Berbeda dengan Lamakera, dengan komitmen adatnya yang tinggi masih tetap memberikan ruang yang selebar-lebarkan terhadap aktualisasi nilai-nilai ajaran agama, baik yang bersifat formalistik maupun bersifat substantif. Dalam diksi yang lain, masyarakat Lamakera memiliki pandangan dan juga komitmen bahwa agama dan adat bagaikan dua sisi mata uang yang tak terpisahkan. Agama dan adat bisa berjalan beriringan bahkan bergandengan tangan mesra penuh romantika bak sepasang kekasih.
Setidaknya poin terakhir itulah yang sering menjadi buah tutur para orang tua, selain fakta-fakta yang eksis dalam kehidupan masyarakat. Di mana tidak ada ceritanya masyarakat Lamakera membatasi ruang aktualisasi nilai-nilai ajaran agama sebagaimana yang diasumsikan oleh CSH. Yang ada malah memberikan ruang bahkan mensupportnya. Karena, lagi-lagi, masyarakat Lamakera bukan cuman beradat, tetapi juga berwatak religius.

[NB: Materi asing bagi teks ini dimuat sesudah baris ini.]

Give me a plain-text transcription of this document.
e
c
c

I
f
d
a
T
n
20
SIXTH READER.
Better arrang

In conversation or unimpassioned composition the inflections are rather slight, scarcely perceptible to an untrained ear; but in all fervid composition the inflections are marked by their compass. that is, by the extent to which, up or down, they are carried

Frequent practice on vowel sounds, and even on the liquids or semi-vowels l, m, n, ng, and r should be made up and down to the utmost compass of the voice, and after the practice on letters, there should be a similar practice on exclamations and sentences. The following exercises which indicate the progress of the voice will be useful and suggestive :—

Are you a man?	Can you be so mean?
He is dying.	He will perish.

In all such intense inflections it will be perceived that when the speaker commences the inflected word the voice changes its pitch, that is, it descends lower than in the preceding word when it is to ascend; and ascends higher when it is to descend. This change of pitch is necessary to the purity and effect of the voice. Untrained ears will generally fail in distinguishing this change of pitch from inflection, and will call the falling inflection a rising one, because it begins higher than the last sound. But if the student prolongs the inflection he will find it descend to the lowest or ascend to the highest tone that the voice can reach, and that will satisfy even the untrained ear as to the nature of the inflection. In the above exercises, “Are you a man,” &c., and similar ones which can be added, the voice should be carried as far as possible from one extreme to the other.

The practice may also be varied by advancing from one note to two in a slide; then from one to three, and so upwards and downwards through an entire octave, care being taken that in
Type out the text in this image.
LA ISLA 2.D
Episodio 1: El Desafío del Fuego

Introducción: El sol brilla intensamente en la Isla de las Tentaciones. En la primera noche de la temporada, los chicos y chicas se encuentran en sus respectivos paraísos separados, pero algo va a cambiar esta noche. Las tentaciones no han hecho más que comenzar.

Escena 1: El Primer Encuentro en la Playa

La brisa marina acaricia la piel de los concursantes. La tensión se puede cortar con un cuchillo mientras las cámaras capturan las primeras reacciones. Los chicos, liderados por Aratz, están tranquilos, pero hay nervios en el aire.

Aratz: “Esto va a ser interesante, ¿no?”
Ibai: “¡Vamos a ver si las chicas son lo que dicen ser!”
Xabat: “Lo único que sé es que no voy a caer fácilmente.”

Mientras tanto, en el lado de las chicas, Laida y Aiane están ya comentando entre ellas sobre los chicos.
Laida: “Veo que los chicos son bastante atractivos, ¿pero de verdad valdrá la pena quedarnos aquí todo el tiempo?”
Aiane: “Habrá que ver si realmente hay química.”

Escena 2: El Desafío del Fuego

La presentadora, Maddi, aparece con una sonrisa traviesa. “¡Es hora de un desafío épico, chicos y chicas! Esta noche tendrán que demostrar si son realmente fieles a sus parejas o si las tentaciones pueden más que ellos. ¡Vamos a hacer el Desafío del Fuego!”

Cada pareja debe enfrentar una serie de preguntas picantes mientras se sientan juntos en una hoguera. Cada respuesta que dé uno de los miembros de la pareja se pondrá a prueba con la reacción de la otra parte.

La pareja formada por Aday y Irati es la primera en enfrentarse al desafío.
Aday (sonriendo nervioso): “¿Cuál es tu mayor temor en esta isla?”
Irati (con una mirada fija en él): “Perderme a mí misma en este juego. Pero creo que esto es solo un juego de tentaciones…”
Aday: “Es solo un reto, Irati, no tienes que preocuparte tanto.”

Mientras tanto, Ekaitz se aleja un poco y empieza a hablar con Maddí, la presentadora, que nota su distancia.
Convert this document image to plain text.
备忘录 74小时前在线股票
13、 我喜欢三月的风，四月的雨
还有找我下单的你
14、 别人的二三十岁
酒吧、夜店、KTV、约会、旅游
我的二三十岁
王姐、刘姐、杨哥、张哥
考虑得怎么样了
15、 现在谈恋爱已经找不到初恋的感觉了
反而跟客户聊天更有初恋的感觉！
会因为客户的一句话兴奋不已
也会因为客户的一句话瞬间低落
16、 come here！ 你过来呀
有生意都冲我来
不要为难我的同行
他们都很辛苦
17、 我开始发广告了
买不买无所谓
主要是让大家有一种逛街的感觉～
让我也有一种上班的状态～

Dalam konteks demikian, terjadi titik temu dan ruang perjumpaan dengan hukum Islam. Di mana hukum Islam semenjak dari sononya tidak memandang "sinis" dan anti secara mutlak terhadap konstruksi adat istiadat yang lahir dan eksis di Makkah dan sekitarnya hingga dengan belahan dunia lainnya termasuk di Indonesia tentunya. Hukum Islam hanya agak sedikit selektif dan ketat dengan beberapa muatan adat istiadat. Tentunya adat istiadat yang dipandang bertentangan dengan nalar teologis maupun fikih Islam.